Genetic Information and Variation - Mutations Flashcards
What is a mutation?
Any change to the quantity or the base sequence of the DNA of an organism is known as a mutation. Mutations occurring during the formation of gametes may be inherited, often producing sudden and distinct differences between individuals.
What is a gene mutation?
Any change to one or more nucleotide bases, or a change in the sequence of the bases, in DNA is known as a gene mutation.
What can a gene mutation lead to?
Any changes to one or more bases in the DNA triplets could result in a change in the amino acid sequence of the polypeptide. Sometimes this can result in a mutation that is harmful, however, due to the genetic code being degenerate, the amino acid sequence may not always be changed.
How can gene mutations arise?
Gene mutations can arise spontaneously during DNA replication and include base substitution, base insertion and base deletion.
What is base substitution?
The type of gene mutation in which a nucleotide in a DNA molecule is replaced by another nucleotide that has a different base is known as a substitution. A substitution may not always be harmful as the substituted nucleotide may code in that triplet for the same amino acid.
What is the significance of the difference in amino acid?

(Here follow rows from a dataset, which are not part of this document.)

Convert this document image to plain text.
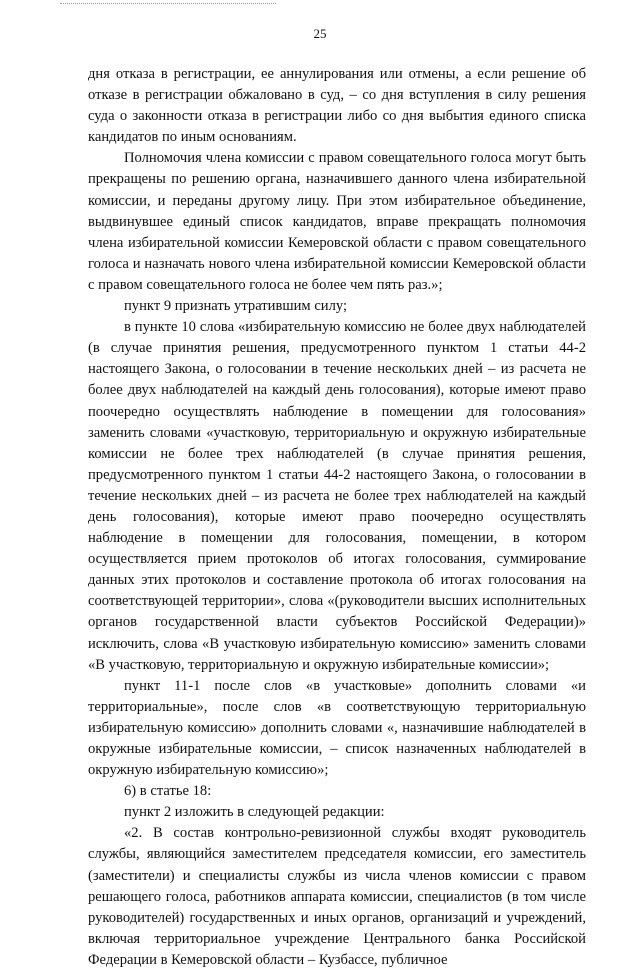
25

дня отказа в регистрации, ее аннулирования или отмены, а если решение об отказе в регистрации обжаловано в суд, – со дня вступления в силу решения суда о законности отказа в регистрации либо со дня выбытия единого списка кандидатов по иным основаниям.

Полномочия члена комиссии с правом совещательного голоса могут быть прекращены по решению органа, назначившего данного члена избирательной комиссии, и переданы другому лицу. При этом избирательное объединение, выдвинувшее единый список кандидатов, вправе прекращать полномочия члена избирательной комиссии Кемеровской области с правом совещательного голоса и назначать нового члена избирательной комиссии Кемеровской области с правом совещательного голоса не более чем пять раз.»;

пункт 9 признать утратившим силу;

в пункте 10 слова «избирательную комиссию не более двух наблюдателей (в случае принятия решения, предусмотренного пунктом 1 статьи 44-2 настоящего Закона, о голосовании в течение нескольких дней – из расчета не более двух наблюдателей на каждый день голосования), которые имеют право поочередно осуществлять наблюдение в помещении для голосования» заменить словами «участковую, территориальную и окружную избирательные комиссии не более трех наблюдателей (в случае принятия решения, предусмотренного пунктом 1 статьи 44-2 настоящего Закона, о голосовании в течение нескольких дней – из расчета не более трех наблюдателей на каждый день голосования), которые имеют право поочередно осуществлять наблюдение в помещении для голосования, помещении, в котором осуществляется прием протоколов об итогах голосования, суммирование данных этих протоколов и составление протокола об итогах голосования на соответствующей территории», слова «(руководители высших исполнительных органов государственной власти субъектов Российской Федерации)» исключить, слова «В участковую избирательную комиссию» заменить словами «В участковую, территориальную и окружную избирательные комиссии»;

пункт 11-1 после слов «в участковые» дополнить словами «и территориальные», после слов «в соответствующую территориальную избирательную комиссию» дополнить словами «, назначившие наблюдателей в окружные избирательные комиссии, – список назначенных наблюдателей в окружную избирательную комиссию»;

6) в статье 18:

пункт 2 изложить в следующей редакции:

«2. В состав контрольно-ревизионной службы входят руководитель службы, являющийся заместителем председателя комиссии, его заместитель (заместители) и специалисты службы из числа членов комиссии с правом решающего голоса, работников аппарата комиссии, специалистов (в том числе руководителей) государственных и иных органов, организаций и учреждений, включая территориальное учреждение Центрального банка Российской Федерации в Кемеровской области – Кузбассе, публичное
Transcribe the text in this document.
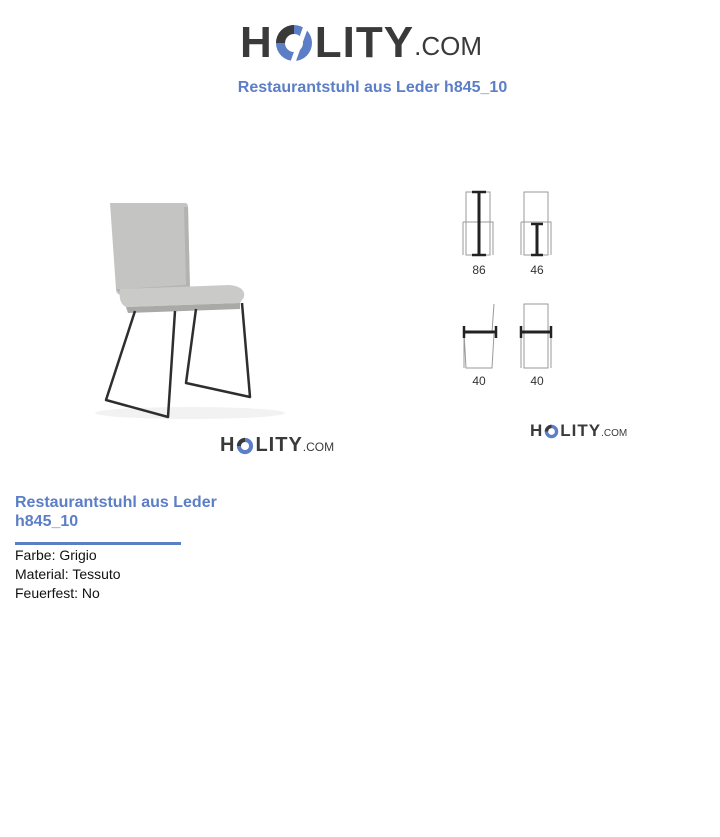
H LITY .COM
Restaurantstuhl aus Leder h845_10
86	46
40	40
H LITY .COM
H LITY .COM
Restaurantstuhl aus Leder h845_10
Farbe: Grigio
Material: Tessuto
Feuerfest: No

The polypeptide produced will differ in a single amino acid in certain situations. The significance of this difference will depend upon the shape and precise role of the original amino acid. If it is important in forming bonds that determine the tertiary structure of the final protein, then the replacement amino acid may not form the same bonds. The protein may then be a different shape and therefore not function properly.
Why does the amino acid not change sometimes?
The effect of the mutation is different if the new triplet of bases still codes for the same amino acid as before. This is due to the degenerate nature of the genetic code, in which most amino acids have more than one codon.
What is base deletion? What is base insertion?
A gene mutation by deletion arises when a nucleotide is lost from the normal DNA sequence. The loss of a single nucleotide from the thousands in a typical gene may seem a minor change but the consequences can be considerable. Usually the amino acid sequence of the polypeptide is entirely different and so the polypeptide is unlikely to function correctly. This is because the sequence of bases in DNA is read in units of three bases (triplet). One deleted nucleotide causes all triplets in a sequence to be read differently because each has been shifted to the left by one base (frame shift). This results in completely different amino acids being coded for.
Base insertion is the opposite and happens when a nucleotide is inserted into the chain, and each codon is shifted to the right by one base.
What are chromosome mutations?
Changes in the structure or number of whole chromosomes are called chromosome mutations. Chromosome mutations can arise spontaneously and take two forms.
- Polyploidy: Changes in whole sets of chromosomes.
- Non-disjunction: Changes in the number of individual chromosomes.
What is polyploidy?
Changes in whole sets of chromosomes occur when organisms have three or more sets of chromosomes rather than the usual two. This condition is called polyploidy and occurs mostly in plants, with many modern wheats arising to be polyploidy.
What is non-disjunction?
Changes in the number of individual chromosomes. Sometimes individual homologous pairs of chromosomes fail to separate during meiosis. This is known as non-disjunction and usually results in a gamete having either one more or one fewer chromosome. On fertilisation with a gamete that has the normal complement of chromosomes, the resultant offspring have more of fewer chromosomes than normal in all their body cells.
An example of a non-disjunction in humans is Down’s syndrome, where individuals have an additional chromosome.
What is a mutagenic agent?
A mutagen is a physical or chemical agent that permanently changes genetic material, usually DNA, in an organism and thus increases the frequency of mutations above the natural background level.